Misteri Lukisan Tengkorak Bab 35 : Pertarungan Dua Jago Bermarga Li

35. Pertarungan Dua Jago Bermarga Li.

Senja yang redup telah mengubah lapisan salju menjadi keabu-abuan.

Tong Keng sedang duduk di halaman belakang, di atas undak-undakan yang dipenuhi lumut dengan wajah termangu.

Dia sedang melamun, sedang berpikir dengan hati murung.

Ternyata Ting Tong-ih begitu membencinya. Ia rela memberikan tubuhnya kepada orang lain, tapi tak rela memberikan kepadanya.

Berpikir akan hal itu dia merasa malu sekali, rasa malu yang membuatnya ingin menggali liang dan menyembunyikan kepalanya dalam liang itu, ingin membenturkan kepalanya di atas dinding, membenturkan sampai mati.

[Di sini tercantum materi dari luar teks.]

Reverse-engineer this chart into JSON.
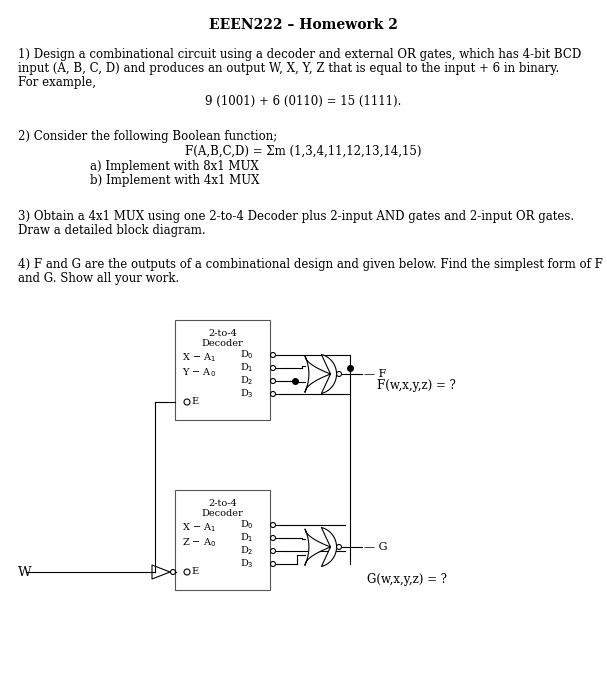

Biasanya seorang lelaki akan merasa malu, merasa terhina ketika cintanya ditolak wanita, seperti sebuah balon udara yang tiba-tiba tertusuk jarum, meledak dan lenyap begitu saja. Kini dia benar-benar merasa sedih, sedihnya setengah mati, dia pun jengkel, mendongkol dan ingin mengumbar hawa amarahnya.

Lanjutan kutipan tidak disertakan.